Which is too damn bad. The best of executive producer David Milch’s creations have been utterly unpredictable – episode to episode, you never knew what “Deadwood”’s Al Swearengen or Sgt. Andy Sipowicz in “Hill St. Blues” would do. Hoffman’s Bernstein is certainly more compelling this week than last, but he still hasn’t had the moment where he either defines himself or just surprises the hell out of us.
Two episodes into “Luck,” we still haven’t heard any definitive lines, like “If he moves, kill him,” from “The Wild Bunch,” much less, “How does it feel to be so goddamn right?” (Perhaps it’s worth noting that the film was co-written by director Sam Peckinpah and Walon Green, who wrote for Hill Street when Milch did.)
Part of the problem with the new series is that Bernstein hasn’t had a worthy antagonist to tangle with. Most of his scenes are with confederate Dennis Farina and devoid of conflict. The rest are with characters who remain peripheral to the show.
This lack of chemistry may explain why Nick Nolte – Holden to Hoffman’s Ryan – fares so much better. In tonight’s episode, Nolte gets to play back-to-back scenes against Kerry Condon’s aspiring jockey Rosie and Richard Kind’s agent Joey Rathburn. It’s a lovely sequence: First Nolte’s Walter Smith denies Rosie what she wants and seems to deserve; then he helps her behind her back while simultaneously making sure that she won’t achieve her immediate goal.
Meanwhile, “Luck”’s degenerate gambling quartet continues to walk away with the show.
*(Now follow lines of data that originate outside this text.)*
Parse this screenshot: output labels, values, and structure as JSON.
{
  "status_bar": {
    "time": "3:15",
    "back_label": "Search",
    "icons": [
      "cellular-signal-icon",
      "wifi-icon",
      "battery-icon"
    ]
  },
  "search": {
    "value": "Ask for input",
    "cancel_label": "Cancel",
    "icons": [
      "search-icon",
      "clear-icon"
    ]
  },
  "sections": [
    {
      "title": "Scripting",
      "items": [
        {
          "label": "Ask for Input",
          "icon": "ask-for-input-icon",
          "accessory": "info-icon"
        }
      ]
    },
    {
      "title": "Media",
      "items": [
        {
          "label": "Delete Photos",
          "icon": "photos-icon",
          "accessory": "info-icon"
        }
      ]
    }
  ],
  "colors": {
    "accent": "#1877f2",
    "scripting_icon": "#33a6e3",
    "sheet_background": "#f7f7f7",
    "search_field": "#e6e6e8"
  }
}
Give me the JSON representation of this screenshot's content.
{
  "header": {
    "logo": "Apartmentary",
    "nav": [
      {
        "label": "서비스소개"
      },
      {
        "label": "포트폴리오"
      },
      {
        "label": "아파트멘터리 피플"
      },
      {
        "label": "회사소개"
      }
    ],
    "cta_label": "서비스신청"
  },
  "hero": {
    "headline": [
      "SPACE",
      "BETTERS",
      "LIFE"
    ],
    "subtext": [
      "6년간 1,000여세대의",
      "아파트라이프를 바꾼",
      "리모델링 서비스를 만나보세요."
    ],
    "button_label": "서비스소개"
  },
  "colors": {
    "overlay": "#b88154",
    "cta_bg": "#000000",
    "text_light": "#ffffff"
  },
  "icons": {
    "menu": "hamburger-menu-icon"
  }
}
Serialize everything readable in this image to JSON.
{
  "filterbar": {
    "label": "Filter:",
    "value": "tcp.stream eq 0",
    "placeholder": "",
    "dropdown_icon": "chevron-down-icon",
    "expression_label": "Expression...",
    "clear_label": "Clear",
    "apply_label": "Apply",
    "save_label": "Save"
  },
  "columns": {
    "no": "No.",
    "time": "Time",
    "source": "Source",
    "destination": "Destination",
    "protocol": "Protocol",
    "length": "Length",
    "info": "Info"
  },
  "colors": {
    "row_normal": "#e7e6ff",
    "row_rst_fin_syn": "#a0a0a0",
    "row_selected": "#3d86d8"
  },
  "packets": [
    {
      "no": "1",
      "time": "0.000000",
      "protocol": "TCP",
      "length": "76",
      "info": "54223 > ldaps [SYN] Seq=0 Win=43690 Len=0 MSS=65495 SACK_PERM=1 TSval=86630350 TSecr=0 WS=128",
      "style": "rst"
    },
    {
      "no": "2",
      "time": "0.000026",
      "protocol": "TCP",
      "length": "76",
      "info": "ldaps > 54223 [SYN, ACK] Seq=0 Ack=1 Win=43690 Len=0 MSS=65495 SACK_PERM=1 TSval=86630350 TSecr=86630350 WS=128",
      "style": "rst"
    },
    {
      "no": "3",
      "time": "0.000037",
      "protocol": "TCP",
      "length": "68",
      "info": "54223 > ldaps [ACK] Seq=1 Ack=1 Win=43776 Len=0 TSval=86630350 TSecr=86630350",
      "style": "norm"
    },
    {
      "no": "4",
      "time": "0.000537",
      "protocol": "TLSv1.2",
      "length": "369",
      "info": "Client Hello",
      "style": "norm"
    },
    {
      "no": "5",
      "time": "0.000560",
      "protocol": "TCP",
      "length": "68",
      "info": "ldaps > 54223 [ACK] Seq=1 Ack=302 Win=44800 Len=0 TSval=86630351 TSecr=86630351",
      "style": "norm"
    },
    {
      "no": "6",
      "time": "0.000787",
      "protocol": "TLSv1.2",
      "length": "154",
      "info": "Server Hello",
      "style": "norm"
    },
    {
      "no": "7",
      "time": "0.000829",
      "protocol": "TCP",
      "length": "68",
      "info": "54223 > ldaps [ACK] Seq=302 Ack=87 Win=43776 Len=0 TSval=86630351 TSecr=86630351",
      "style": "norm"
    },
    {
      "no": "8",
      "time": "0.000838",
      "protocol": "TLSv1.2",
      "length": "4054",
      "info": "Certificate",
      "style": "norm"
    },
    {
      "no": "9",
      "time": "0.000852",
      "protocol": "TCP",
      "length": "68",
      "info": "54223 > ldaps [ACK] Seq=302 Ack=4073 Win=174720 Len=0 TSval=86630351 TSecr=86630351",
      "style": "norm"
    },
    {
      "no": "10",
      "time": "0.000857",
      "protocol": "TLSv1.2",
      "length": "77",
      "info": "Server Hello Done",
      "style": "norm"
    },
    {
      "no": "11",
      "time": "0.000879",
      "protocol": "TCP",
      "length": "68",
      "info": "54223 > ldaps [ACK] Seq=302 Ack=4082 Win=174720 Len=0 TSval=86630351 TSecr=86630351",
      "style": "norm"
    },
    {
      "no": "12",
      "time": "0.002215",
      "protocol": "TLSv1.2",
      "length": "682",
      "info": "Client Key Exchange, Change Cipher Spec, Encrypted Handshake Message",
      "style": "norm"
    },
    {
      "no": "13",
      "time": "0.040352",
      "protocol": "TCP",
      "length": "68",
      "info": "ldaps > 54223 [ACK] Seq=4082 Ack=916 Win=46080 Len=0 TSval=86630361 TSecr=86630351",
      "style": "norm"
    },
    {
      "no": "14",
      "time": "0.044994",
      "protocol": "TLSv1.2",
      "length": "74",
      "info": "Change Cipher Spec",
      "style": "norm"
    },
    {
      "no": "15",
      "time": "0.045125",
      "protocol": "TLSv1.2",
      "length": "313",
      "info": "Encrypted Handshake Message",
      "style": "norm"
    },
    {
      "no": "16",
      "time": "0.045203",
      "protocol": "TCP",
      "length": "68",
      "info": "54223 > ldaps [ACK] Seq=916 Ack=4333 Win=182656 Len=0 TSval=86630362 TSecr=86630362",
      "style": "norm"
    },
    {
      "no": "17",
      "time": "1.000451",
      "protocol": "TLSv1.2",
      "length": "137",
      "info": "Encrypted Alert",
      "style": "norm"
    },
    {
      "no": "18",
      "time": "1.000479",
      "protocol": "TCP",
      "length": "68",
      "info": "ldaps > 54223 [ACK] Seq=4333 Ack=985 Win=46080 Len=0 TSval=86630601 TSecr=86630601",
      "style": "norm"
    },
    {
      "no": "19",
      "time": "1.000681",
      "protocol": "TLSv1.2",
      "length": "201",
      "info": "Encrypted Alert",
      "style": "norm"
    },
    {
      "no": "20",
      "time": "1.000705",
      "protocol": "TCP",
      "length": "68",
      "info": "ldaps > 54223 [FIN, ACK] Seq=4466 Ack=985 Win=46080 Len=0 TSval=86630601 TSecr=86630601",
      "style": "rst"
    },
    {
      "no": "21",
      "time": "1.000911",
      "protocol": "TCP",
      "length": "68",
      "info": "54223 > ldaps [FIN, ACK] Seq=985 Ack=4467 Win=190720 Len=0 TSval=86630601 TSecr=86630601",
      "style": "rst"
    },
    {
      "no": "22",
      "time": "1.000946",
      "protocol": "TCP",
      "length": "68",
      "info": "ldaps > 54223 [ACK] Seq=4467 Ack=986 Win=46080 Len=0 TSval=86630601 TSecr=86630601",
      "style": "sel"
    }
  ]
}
Watching Jason Gedric at the poker table and with Richie Coster at the horsetrack are among the episode’s most engaging moments – along with a single, eerie shot of the empty track as seen from the POV of a jockey in the gate.
That one moment – a view no one but a rider can ever see, a moment filled with infinite possibilities – is enough to bring me back for more.